Rules of Engagement
William Friedkin’s movies haven’t really been that good since the Seventies. I’m told that To Live and Die in L.A. is pretty good, and personally I recall really liking Jade when I saw it… but it seems he might never reach the highs of The French Connection and The Exorcist.
Rules of Engagement, though, definitely has its moments. There’s a long stretch in the movie where Tommy Lee Jones, defending his old friend Samuel L. Jackson after Jackson is charged with murder following a botched demonstration in Yemen where he ordered troops to open fire on a crowd including innocents, goes back to Yemen to try and find any useful information pertaining to the case… As he wanders around, a young girl keeps appearing, one of the survivors of the incident, and the whole sequence is very reminiscent of Max Von Sydow wandering around Northern Iraq in The Exorcist.

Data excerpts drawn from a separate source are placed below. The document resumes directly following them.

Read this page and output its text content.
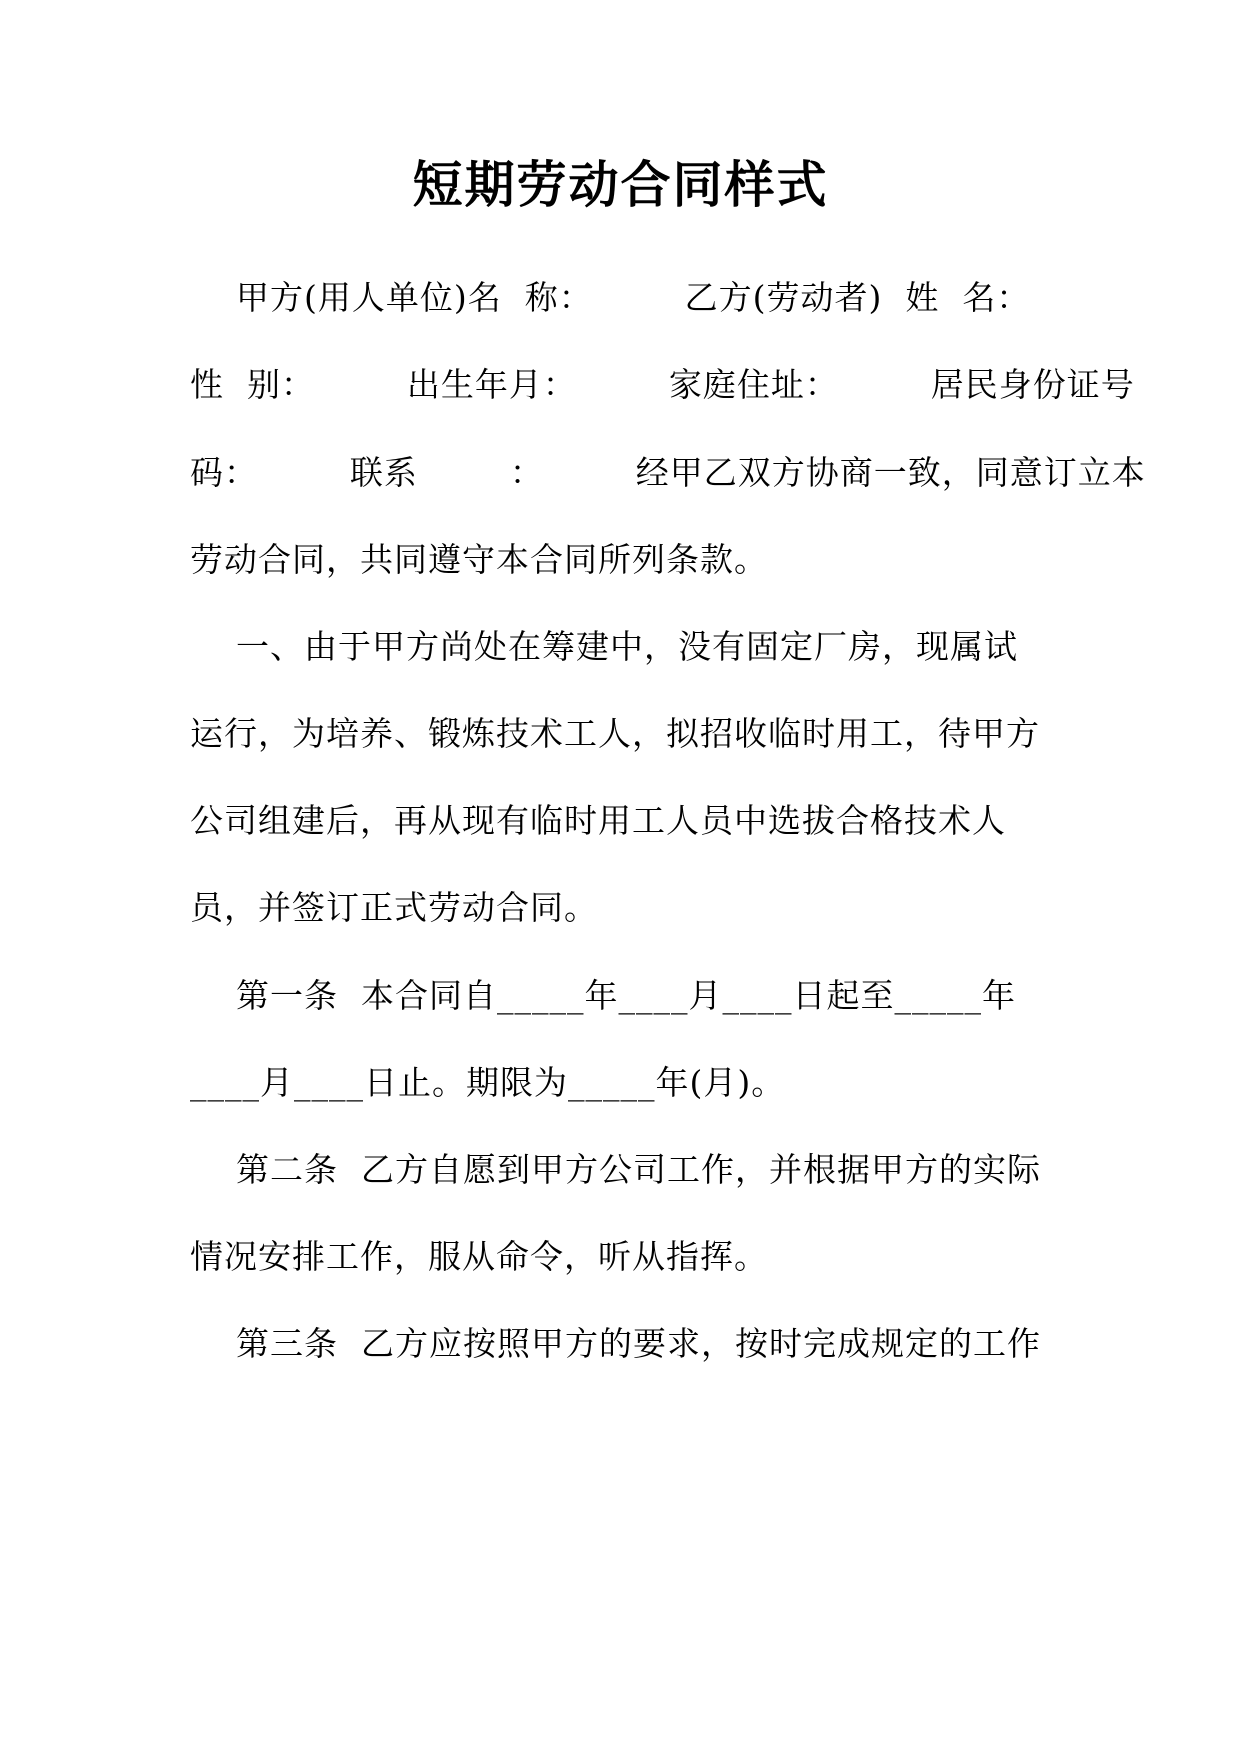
短期劳动合同样式
甲方(用人单位)名  称：        乙方(劳动者)  姓  名：
性  别：        出生年月：        家庭住址：        居民身份证号
码：        联系        ：        经甲乙双方协商一致，同意订立本
劳动合同，共同遵守本合同所列条款。
一、由于甲方尚处在筹建中，没有固定厂房，现属试
运行，为培养、锻炼技术工人，拟招收临时用工，待甲方
公司组建后，再从现有临时用工人员中选拔合格技术人
员，并签订正式劳动合同。
第一条  本合同自_____年____月____日起至_____年
____月____日止。期限为_____年(月)。
第二条  乙方自愿到甲方公司工作，并根据甲方的实际
情况安排工作，服从命令，听从指挥。
第三条  乙方应按照甲方的要求，按时完成规定的工作
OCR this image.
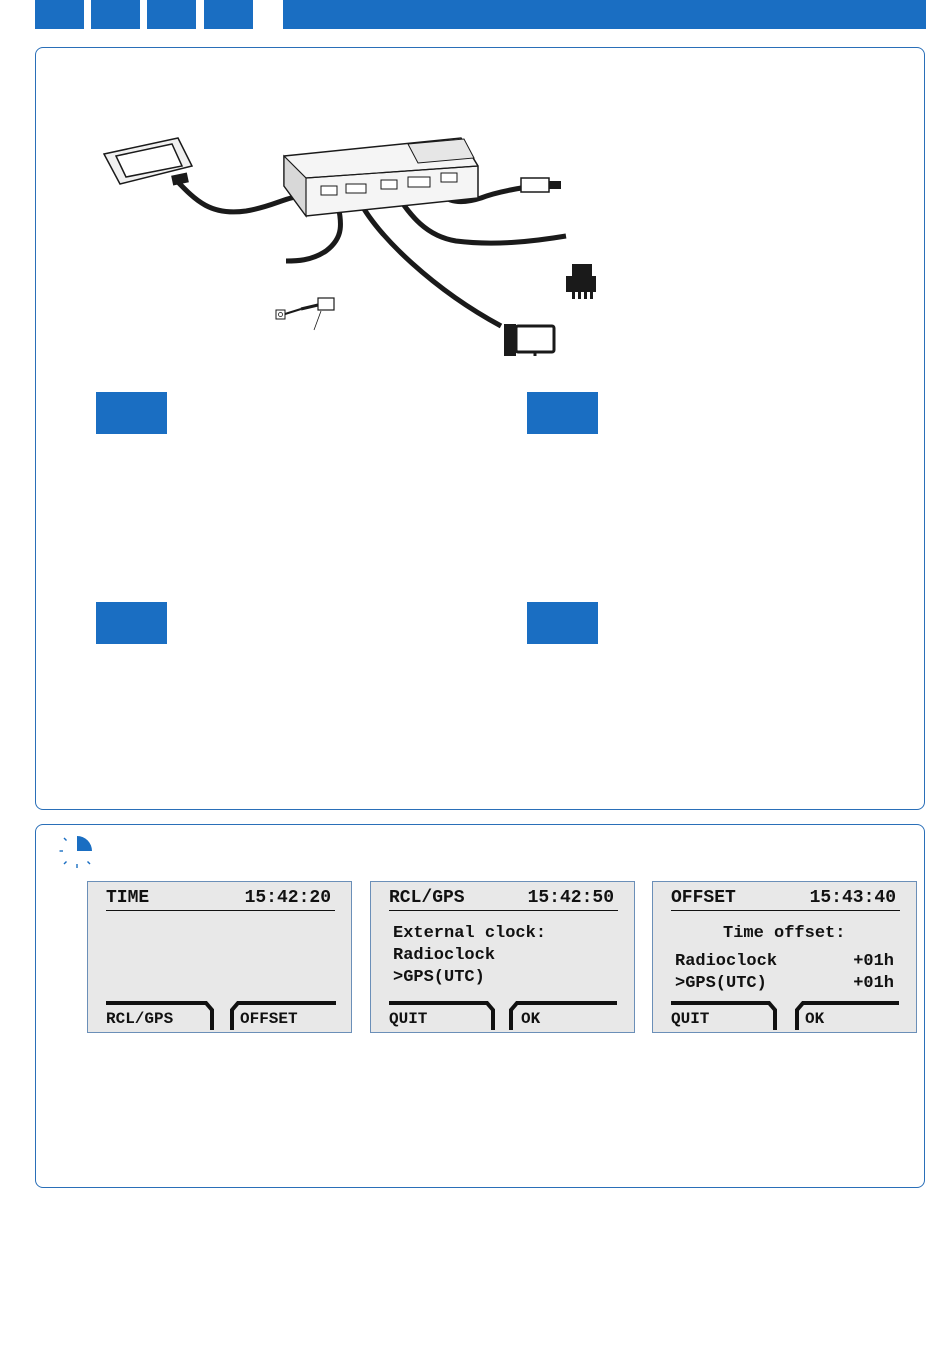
TIME	15:42:20
RCL/GPS	OFFSET
RCL/GPS	15:42:50
External clock:
Radioclock
>GPS(UTC)
QUIT	OK
OFFSET	15:43:40
Time offset:
Radioclock	+01h
>GPS(UTC)	+01h
QUIT	OK
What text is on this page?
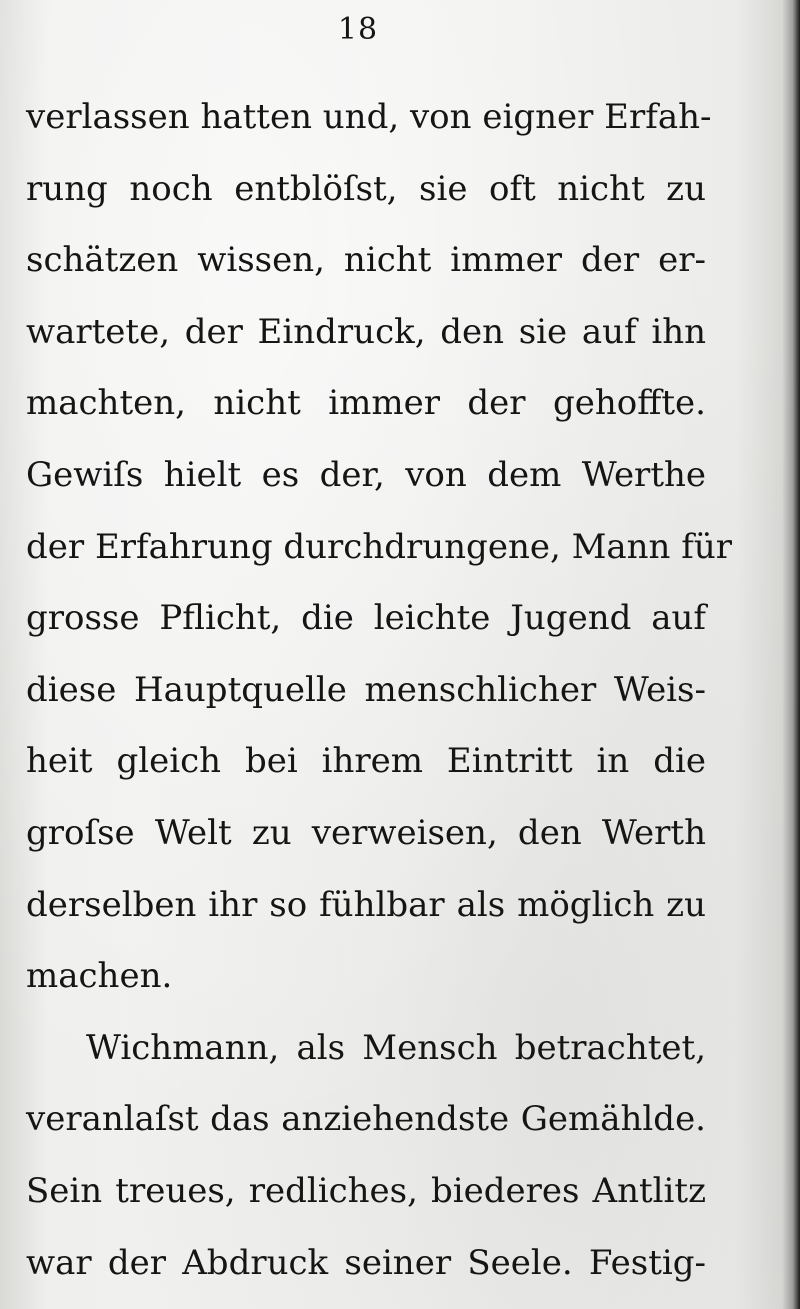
18
verlassen hatten und, von eigner Erfah-
rung noch entblöſst, sie oft nicht zu
schätzen wissen, nicht immer der er-
wartete, der Eindruck, den sie auf ihn
machten, nicht immer der gehoffte.
Gewiſs hielt es der, von dem Werthe
der Erfahrung durchdrungene, Mann für
grosse Pflicht, die leichte Jugend auf
diese Hauptquelle menschlicher Weis-
heit gleich bei ihrem Eintritt in die
groſse Welt zu verweisen, den Werth
derselben ihr so fühlbar als möglich zu
machen.
Wichmann, als Mensch betrachtet,
veranlaſst das anziehendste Gemählde.
Sein treues, redliches, biederes Antlitz
war der Abdruck seiner Seele. Festig-
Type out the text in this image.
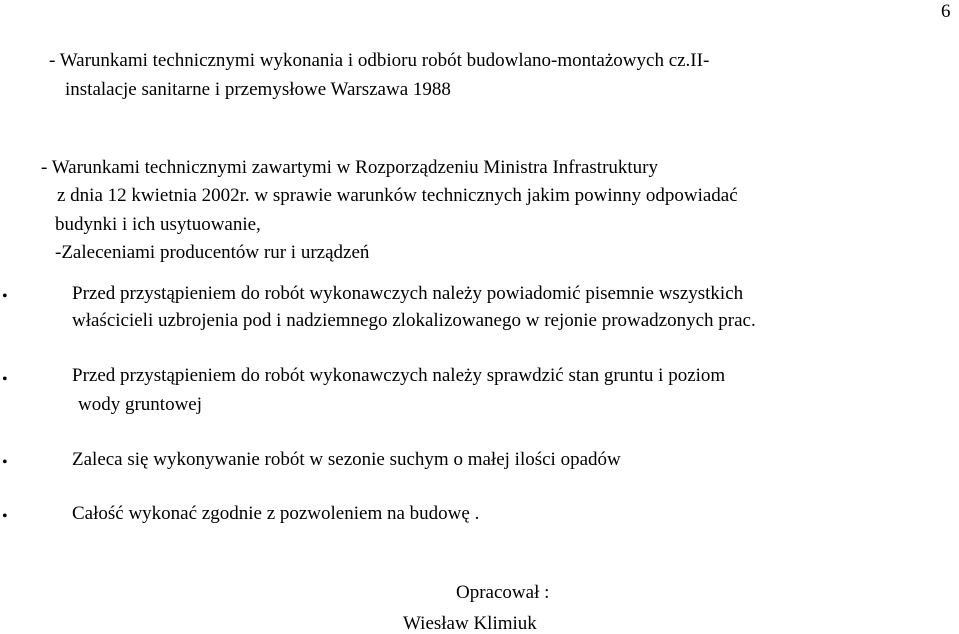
6
- Warunkami technicznymi wykonania i odbioru robót budowlano-montażowych cz.II-
instalacje sanitarne i przemysłowe Warszawa 1988
- Warunkami technicznymi zawartymi w Rozporządzeniu Ministra Infrastruktury
z dnia 12 kwietnia 2002r. w sprawie warunków technicznych jakim powinny odpowiadać
budynki i ich usytuowanie,
-Zaleceniami producentów rur i urządzeń
•	Przed przystąpieniem do robót wykonawczych należy powiadomić pisemnie wszystkich
właścicieli uzbrojenia pod i nadziemnego zlokalizowanego w rejonie prowadzonych prac.
•	Przed przystąpieniem do robót wykonawczych należy sprawdzić stan gruntu i poziom
wody gruntowej
•	Zaleca się wykonywanie robót w sezonie suchym o małej ilości opadów
•	Całość wykonać zgodnie z pozwoleniem na budowę .
Opracował :
Wiesław Klimiuk
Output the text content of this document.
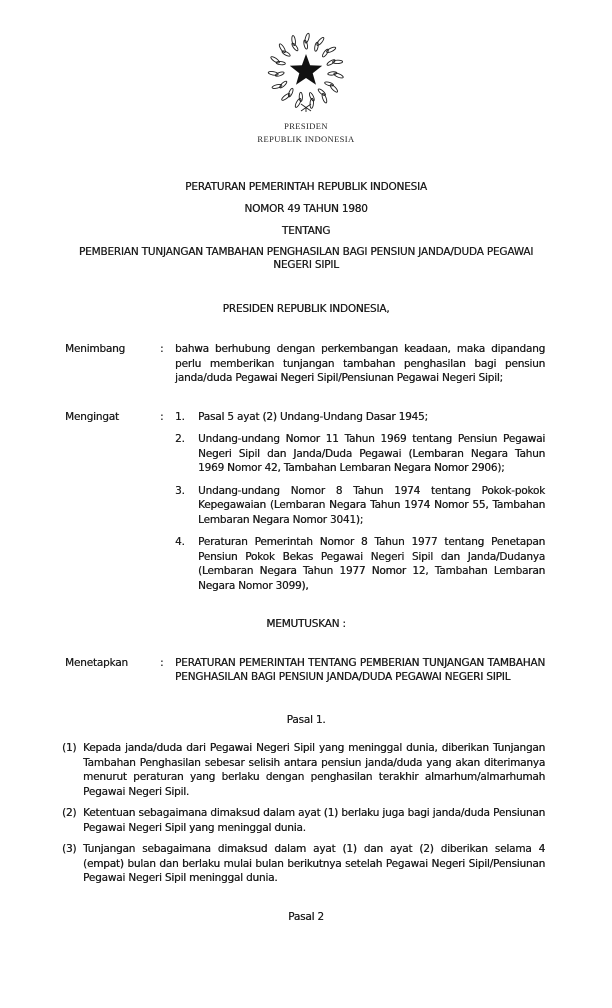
PRESIDEN
REPUBLIK INDONESIA
PERATURAN PEMERINTAH REPUBLIK INDONESIA
NOMOR 49 TAHUN 1980
TENTANG
PEMBERIAN TUNJANGAN TAMBAHAN PENGHASILAN BAGI PENSIUN JANDA/DUDA PEGAWAI NEGERI SIPIL
PRESIDEN REPUBLIK INDONESIA,
Menimbang	:	bahwa berhubung dengan perkembangan keadaan, maka dipandang perlu memberikan tunjangan tambahan penghasilan bagi pensiun janda/duda Pegawai Negeri Sipil/Pensiunan Pegawai Negeri Sipil;
Mengingat	:	1.	Pasal 5 ayat (2) Undang-Undang Dasar 1945;
2.	Undang-undang Nomor 11 Tahun 1969 tentang Pensiun Pegawai Negeri Sipil dan Janda/Duda Pegawai (Lembaran Negara Tahun 1969 Nomor 42, Tambahan Lembaran Negara Nomor 2906);
3.	Undang-undang Nomor 8 Tahun 1974 tentang Pokok-pokok Kepegawaian (Lembaran Negara Tahun 1974 Nomor 55, Tambahan Lembaran Negara Nomor 3041);
4.	Peraturan Pemerintah Nomor 8 Tahun 1977 tentang Penetapan Pensiun Pokok Bekas Pegawai Negeri Sipil dan Janda/Dudanya (Lembaran Negara Tahun 1977 Nomor 12, Tambahan Lembaran Negara Nomor 3099),
MEMUTUSKAN :
Menetapkan	:	PERATURAN PEMERINTAH TENTANG PEMBERIAN TUNJANGAN TAMBAHAN PENGHASILAN BAGI PENSIUN JANDA/DUDA PEGAWAI NEGERI SIPIL
Pasal 1.
(1) Kepada janda/duda dari Pegawai Negeri Sipil yang meninggal dunia, diberikan Tunjangan Tambahan Penghasilan sebesar selisih antara pensiun janda/duda yang akan diterimanya menurut peraturan yang berlaku dengan penghasilan terakhir almarhum/almarhumah Pegawai Negeri Sipil.
(2) Ketentuan sebagaimana dimaksud dalam ayat (1) berlaku juga bagi janda/duda Pensiunan Pegawai Negeri Sipil yang meninggal dunia.
(3) Tunjangan sebagaimana dimaksud dalam ayat (1) dan ayat (2) diberikan selama 4 (empat) bulan dan berlaku mulai bulan berikutnya setelah Pegawai Negeri Sipil/Pensiunan Pegawai Negeri Sipil meninggal dunia.
Pasal 2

There’s also a sort of dream sequence in which Jackson remembers the incident, imagining that the same young girl was among the few armed demonstrators, again reminiscent of the dream sequence in The Exorcist.
Like many courtroom dramas (which this movie ultimately becomes), it does get a little tiring after a while. But the ending is certainly worth the wait, a small reconciliation between strangers that brought a tear to my eye, reminding me of Brian De Palma’s Casualties of War, which I guess this whole movie resembles, too.